Şimdi de ÖSO'yu, DEAŞ'laştırmak için gayret sarfettiklerini ifade eden Bozdağ, "Türkiye'nin, CHP'nin ne menfaati var? ÖSO'yu DEAŞ gibi lanse etmek kimin amacına hizmet eder? Bunu kim yapıyor? 17-25 Aralık sürecinde taşeron FETÖ terör örgütü yaptı. MİT tırlarını DEAŞ terör örgütüne yardım götüren Türkiye'nin tırları olarak Türkiye'yi uluslararası alanda teröre destek veren bir ülke halinde gösterip, Türkiye'ye yönelik yaptırımlara, Türkiye'yi yönetenlerin yargılanmalarına yol açacak bir süreci başlatmak istedi." diye konuştu.

Bozdağ, o zaman da CHP'nin bunlara destek verdiğini vurguladı. ÖSO'yu DEAŞ olarak göstermenin Türkiye'ye zarar vereceğine dikkati çeken Bozdağ, "Esasında bunlar zeytin dalını kırmak için çalışan art niyetli yaklaşımlardır." dedi.

ÖSO'yu iyi tahlil etmek gerektiğinin altını çizen Bozdağ, ÖSO'nun uluslararası toplumun meşru kabul ettiği Suriye muhalefeti olduğunu belirtti.

ÖSO'ya uluslararası toplumun tamamının destek verdiğine işaret eden Bozdağ, "Amerika ve diğer ülkeler destek veriyor. Astana, Soçi, Cenevre sürecinde meşru muhalefet olarak kabul ediliyor, orada görüşmelere katılıyor." açıklamasında bulundu.

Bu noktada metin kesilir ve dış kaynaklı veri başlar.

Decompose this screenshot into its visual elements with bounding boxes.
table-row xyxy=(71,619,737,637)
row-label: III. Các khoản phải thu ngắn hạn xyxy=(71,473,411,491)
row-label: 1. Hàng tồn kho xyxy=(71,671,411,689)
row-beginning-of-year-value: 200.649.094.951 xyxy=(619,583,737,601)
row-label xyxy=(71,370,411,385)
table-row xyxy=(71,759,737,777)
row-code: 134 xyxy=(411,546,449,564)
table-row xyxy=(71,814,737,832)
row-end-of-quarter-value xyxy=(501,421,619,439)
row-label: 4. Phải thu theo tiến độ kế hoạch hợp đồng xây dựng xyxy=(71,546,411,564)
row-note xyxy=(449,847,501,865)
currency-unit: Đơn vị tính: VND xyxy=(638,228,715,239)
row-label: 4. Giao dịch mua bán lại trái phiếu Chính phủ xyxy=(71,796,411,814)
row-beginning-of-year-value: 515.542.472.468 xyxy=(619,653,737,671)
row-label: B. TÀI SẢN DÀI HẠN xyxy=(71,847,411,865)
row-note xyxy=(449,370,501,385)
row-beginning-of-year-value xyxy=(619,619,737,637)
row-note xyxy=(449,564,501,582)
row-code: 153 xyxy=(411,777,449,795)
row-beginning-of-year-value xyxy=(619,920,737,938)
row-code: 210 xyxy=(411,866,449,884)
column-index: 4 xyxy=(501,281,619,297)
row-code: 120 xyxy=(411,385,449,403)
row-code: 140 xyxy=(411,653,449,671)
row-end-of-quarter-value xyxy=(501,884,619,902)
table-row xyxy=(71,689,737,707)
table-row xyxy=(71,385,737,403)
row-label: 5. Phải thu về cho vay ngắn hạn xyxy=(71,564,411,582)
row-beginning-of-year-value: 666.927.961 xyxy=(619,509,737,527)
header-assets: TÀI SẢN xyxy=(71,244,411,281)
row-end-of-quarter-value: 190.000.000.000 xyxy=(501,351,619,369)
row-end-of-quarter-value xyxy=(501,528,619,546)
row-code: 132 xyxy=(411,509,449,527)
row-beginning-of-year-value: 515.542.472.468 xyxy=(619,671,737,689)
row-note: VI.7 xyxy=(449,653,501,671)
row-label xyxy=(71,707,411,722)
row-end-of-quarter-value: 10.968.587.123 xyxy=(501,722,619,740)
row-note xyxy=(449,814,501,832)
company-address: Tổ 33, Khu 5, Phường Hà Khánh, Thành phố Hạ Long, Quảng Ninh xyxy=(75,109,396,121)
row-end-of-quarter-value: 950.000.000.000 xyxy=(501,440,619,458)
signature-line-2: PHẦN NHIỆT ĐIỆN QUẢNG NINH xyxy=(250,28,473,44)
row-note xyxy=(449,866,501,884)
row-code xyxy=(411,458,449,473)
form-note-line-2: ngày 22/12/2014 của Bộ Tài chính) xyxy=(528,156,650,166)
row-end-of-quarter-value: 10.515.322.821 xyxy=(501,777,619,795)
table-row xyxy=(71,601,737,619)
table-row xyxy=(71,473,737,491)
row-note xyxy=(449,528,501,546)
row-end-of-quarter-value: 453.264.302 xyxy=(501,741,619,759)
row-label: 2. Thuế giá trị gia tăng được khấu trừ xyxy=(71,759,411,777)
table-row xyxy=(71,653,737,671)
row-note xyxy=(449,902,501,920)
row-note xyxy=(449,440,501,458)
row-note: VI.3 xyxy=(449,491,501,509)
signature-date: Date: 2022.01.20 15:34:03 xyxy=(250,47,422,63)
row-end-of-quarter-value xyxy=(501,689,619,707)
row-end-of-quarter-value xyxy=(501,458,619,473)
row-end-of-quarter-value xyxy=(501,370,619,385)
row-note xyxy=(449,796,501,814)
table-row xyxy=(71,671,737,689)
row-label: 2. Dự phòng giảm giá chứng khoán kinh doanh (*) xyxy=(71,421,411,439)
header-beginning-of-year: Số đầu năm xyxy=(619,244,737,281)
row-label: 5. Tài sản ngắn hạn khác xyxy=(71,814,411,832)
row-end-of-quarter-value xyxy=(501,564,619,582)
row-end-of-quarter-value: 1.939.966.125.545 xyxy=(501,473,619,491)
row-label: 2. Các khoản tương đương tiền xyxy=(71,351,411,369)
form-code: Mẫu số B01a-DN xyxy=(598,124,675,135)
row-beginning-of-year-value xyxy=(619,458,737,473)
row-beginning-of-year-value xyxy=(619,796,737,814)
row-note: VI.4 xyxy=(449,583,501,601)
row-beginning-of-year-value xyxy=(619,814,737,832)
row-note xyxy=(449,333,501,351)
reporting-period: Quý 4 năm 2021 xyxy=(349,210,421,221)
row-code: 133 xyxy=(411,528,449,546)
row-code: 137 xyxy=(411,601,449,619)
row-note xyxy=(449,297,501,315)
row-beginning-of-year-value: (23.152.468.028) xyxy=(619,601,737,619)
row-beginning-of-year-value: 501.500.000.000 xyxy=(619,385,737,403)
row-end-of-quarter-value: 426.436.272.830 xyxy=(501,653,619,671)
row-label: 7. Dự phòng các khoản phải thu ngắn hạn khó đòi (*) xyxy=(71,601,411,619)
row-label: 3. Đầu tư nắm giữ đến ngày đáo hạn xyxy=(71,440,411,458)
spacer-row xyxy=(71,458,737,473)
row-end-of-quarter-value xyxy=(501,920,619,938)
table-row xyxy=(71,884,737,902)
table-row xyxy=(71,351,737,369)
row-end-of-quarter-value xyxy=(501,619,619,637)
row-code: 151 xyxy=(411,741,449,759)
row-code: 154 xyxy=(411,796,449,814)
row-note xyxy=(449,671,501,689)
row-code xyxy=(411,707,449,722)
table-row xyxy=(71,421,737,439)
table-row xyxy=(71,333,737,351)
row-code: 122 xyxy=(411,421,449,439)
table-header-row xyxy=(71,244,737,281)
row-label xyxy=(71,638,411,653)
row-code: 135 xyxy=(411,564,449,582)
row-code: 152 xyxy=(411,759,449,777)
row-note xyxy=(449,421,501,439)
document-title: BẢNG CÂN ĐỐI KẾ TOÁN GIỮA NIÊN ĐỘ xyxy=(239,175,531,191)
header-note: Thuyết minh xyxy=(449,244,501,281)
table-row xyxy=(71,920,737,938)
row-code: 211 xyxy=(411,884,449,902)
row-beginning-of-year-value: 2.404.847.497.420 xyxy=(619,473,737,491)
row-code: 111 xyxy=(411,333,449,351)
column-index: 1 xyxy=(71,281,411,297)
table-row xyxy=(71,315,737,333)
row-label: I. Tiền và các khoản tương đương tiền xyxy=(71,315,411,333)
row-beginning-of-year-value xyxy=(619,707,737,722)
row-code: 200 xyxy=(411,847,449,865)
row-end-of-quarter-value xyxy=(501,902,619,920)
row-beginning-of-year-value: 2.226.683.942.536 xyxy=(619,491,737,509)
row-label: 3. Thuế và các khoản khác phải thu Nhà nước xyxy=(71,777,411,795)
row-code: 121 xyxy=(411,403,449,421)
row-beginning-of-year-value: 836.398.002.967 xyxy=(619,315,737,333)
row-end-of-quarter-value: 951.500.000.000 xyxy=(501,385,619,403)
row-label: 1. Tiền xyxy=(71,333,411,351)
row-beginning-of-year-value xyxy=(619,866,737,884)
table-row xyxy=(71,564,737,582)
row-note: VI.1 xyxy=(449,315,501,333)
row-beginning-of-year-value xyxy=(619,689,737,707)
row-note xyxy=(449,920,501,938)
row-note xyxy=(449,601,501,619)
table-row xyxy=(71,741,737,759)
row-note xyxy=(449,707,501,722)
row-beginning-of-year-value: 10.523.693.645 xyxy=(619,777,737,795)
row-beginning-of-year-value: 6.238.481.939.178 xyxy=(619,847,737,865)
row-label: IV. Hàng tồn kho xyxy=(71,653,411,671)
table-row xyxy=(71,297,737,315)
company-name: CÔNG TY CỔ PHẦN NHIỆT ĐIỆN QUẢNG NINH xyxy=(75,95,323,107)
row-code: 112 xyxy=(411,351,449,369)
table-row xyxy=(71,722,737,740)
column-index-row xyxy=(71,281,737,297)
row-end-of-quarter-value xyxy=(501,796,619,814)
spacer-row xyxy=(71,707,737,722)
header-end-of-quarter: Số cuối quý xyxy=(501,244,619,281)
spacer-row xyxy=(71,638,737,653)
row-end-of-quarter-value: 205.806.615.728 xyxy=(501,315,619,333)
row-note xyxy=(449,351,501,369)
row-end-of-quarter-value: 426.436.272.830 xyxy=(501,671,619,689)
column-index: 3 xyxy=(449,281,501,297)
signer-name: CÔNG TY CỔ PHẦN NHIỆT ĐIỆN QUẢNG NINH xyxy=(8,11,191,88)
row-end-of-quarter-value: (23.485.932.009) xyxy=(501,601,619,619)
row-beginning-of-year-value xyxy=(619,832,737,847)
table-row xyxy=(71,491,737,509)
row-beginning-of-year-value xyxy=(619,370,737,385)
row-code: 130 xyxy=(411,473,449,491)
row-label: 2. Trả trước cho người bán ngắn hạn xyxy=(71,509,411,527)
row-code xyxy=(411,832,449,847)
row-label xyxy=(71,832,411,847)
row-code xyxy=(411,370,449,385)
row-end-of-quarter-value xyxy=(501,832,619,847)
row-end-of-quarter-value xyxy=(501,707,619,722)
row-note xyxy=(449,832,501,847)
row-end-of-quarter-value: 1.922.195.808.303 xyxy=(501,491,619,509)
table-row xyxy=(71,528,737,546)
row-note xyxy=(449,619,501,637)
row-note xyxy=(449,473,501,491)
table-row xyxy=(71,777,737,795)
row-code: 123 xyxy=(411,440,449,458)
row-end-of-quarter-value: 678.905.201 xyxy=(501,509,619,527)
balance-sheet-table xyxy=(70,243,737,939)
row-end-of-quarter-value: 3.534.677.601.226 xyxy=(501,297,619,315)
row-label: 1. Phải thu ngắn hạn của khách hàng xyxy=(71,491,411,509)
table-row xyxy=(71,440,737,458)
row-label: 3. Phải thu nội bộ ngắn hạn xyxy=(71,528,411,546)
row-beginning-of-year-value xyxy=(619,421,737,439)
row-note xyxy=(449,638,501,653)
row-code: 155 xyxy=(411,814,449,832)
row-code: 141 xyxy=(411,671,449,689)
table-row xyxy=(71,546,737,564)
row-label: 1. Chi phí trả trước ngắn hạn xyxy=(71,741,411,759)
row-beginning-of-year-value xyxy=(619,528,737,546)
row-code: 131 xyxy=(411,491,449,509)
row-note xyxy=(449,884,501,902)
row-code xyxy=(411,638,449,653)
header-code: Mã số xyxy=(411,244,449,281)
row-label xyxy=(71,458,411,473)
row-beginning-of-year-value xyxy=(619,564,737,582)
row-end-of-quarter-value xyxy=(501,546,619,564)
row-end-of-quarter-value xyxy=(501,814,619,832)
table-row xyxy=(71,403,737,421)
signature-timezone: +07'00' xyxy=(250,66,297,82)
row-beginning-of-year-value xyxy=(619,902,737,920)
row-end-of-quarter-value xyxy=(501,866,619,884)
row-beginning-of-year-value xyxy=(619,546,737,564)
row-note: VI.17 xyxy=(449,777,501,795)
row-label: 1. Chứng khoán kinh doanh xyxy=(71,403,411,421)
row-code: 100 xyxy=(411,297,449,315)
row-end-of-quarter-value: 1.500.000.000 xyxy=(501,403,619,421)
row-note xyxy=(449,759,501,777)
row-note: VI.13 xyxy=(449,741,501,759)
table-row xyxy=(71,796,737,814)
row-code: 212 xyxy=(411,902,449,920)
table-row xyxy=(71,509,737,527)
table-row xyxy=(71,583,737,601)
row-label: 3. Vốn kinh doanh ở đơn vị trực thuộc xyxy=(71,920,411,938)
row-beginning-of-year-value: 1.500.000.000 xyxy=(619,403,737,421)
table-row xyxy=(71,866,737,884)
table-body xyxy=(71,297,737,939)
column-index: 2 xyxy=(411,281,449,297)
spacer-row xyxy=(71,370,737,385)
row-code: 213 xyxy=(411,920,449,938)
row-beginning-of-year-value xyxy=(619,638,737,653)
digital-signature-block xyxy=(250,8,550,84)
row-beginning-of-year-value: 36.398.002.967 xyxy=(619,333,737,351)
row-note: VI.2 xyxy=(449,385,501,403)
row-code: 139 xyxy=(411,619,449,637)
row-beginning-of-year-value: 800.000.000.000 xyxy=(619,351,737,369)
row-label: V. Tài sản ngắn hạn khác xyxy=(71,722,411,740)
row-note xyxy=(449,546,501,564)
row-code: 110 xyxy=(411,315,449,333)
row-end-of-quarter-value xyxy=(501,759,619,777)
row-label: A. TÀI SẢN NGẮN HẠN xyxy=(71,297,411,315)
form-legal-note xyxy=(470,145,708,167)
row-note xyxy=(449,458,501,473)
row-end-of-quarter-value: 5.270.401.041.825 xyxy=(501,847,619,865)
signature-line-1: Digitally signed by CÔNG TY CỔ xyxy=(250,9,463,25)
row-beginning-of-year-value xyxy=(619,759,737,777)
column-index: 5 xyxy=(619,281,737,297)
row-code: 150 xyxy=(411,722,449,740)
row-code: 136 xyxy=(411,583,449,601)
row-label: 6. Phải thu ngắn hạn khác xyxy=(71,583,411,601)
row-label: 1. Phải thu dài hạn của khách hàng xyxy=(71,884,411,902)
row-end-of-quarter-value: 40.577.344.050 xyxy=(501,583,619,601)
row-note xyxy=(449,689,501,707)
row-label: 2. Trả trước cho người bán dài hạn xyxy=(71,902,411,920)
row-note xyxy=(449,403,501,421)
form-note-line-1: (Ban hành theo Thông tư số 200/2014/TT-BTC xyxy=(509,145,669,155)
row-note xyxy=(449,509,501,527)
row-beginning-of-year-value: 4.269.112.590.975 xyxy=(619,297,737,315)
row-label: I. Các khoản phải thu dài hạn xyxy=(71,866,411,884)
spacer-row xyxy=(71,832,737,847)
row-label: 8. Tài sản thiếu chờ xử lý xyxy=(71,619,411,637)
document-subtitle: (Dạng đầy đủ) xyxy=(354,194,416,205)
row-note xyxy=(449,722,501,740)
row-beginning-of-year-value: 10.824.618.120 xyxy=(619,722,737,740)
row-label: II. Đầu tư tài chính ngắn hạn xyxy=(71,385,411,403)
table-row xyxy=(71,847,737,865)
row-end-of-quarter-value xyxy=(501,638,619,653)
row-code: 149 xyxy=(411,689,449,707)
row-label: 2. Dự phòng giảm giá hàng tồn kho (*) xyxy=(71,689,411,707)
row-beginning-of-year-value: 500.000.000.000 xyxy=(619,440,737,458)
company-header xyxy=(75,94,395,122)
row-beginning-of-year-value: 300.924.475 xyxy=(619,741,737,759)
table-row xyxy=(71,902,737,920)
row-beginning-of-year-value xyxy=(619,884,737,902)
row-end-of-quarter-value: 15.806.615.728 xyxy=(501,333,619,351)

-"Türkiye'ye ihanet ediyorlar"

ÖSO içerisinde yer alan unsurların tamamının yerli olduğunu ve rejime karşı mücadele ettiklerini vurgulayan Bozdağ, şunları kaydetti:

"DEAŞ'e baktığınızda yabancı savaşçılar var. Her ülkeden ve onlar orada bir terör yapılanması, terör örgütünün hedefine göre işlev yapıyor. Ama ÖSO'nun içinde yabancı savaşçı yok. ÖSO hem PKK/PYD-YPG, DEAŞ ile mücadele eden bir meşru muhalefet. Ama Türkiye'nin yanında yer almasından dolayı şimdi ÖSO'yu DEAŞ'laştırma çabaları yapılıyor. ÖSO Fırat Kalkanı harekatı sırasında TSK'nin yanında yer aldı. O zaman niye bunu söylemediniz? Ama şimdi bunu söylüyorlar. Bu resmen ve alenen ÖSO'yu itibarsızlaştırarak TSK'nin başlattığı Zeytin Dalı Harekatı'nı itibarsızlaştırmak, başarısızlığa uğraması için uğraşanlara yardım etmektir. Bu Türkiye'ye düşmanlık eden politikaların Türkiye'nin ana muhalefet partisi tarafından dillendirilmesidir. Bu Türkiye'ye ihanettir. Bu PKK/PYD-YPG, DEAŞ terör örgütlerinin hedeflerine hizmettir. Türkiye'nin ayağına sıkmaktır. Bunun kime faydası var? Bunun PYD-YPG, DEAŞ ve PKK'ya faydası olduğunu, Türkiye'nin başarısızlığı için uğraşan bütün güçlere yaradığını herkesin görmesi lazım. Ama bunlar görmüyorlar ve yaptıklarıyla PKK/PYD-YPG'nin hedeflerine hizmet ve Türkiye'ye ihanet ediyorlar."